Any Abba fans unable to wait until November to hear the new album from the 1970s’ best pop band could do worse than give the Manic Street Preachers’ 14th LP a listen. For the first time, they have written songs on piano instead of guitar, and the result is an artfully realised exercise in melancholic, grown-up pop with textures that owe much to the Swedes’ later work. It’s also a welcome return to form, after 2018’s water-treading Resistance Is Futile.

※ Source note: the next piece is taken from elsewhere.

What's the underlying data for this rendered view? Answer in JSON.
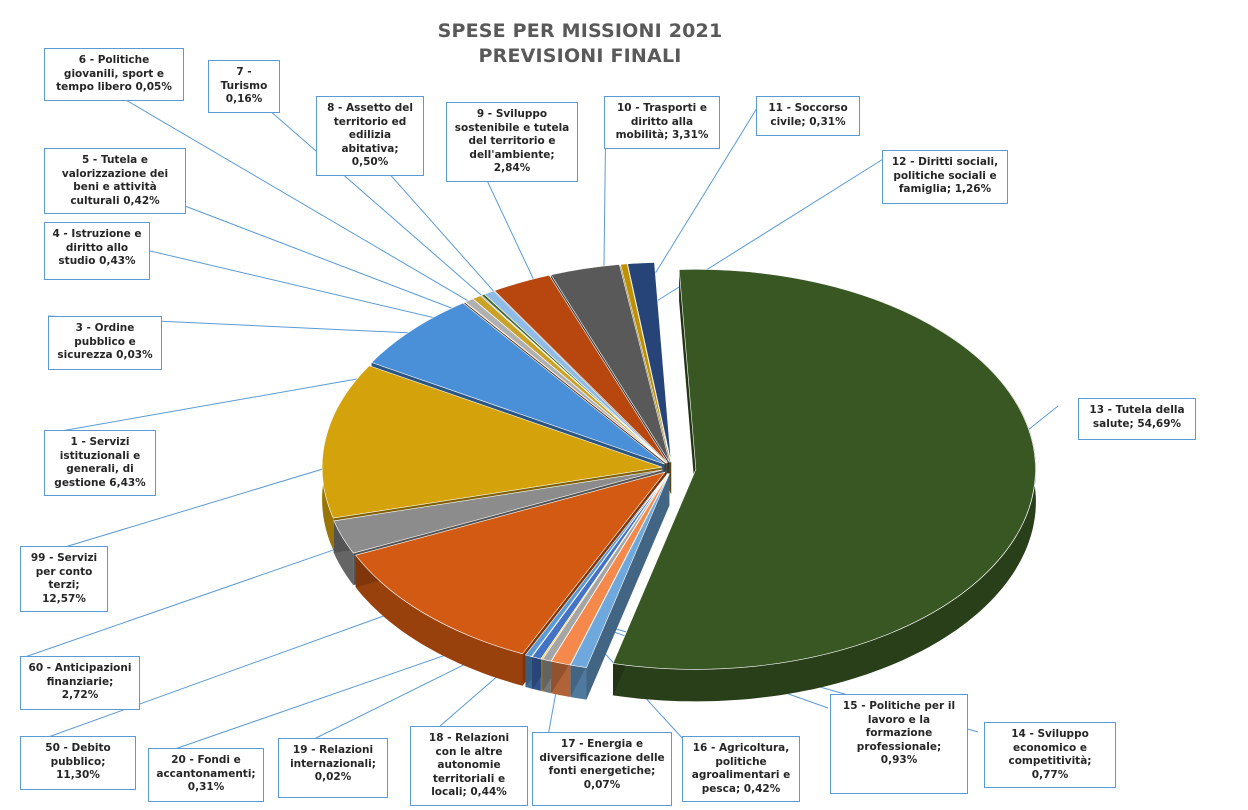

Lead single Orwellian sets lyrics about the misappropriation of language for political ends to galloping Waterloo piano lines; The Secret He Had Missed, about sibling artists Gwen and Augustus John, finds James Dean Bradfield duetting with Julia Cumming as the backing refracts Benny and Björn’s pop nous through a soft-rock prism, with a guitar motif straight from Don’t Stop Believin’ thrown in as a bonus. Majestic opener Snowing in Sapporo, meanwhile, is more familiar fare, the Manics at their most anthemic.

There are missteps amid the magic: with all the sparkling songcraft elsewhere, the crepuscular croak of Mark Lanegan sounds somewhat incongruous on Blank Diary Entry. And the dig at “those boys from Eton” on Don’t Let the Night Divide Us seems a little phoned-in for a band that once prided themselves on the sharpness of their lyrics.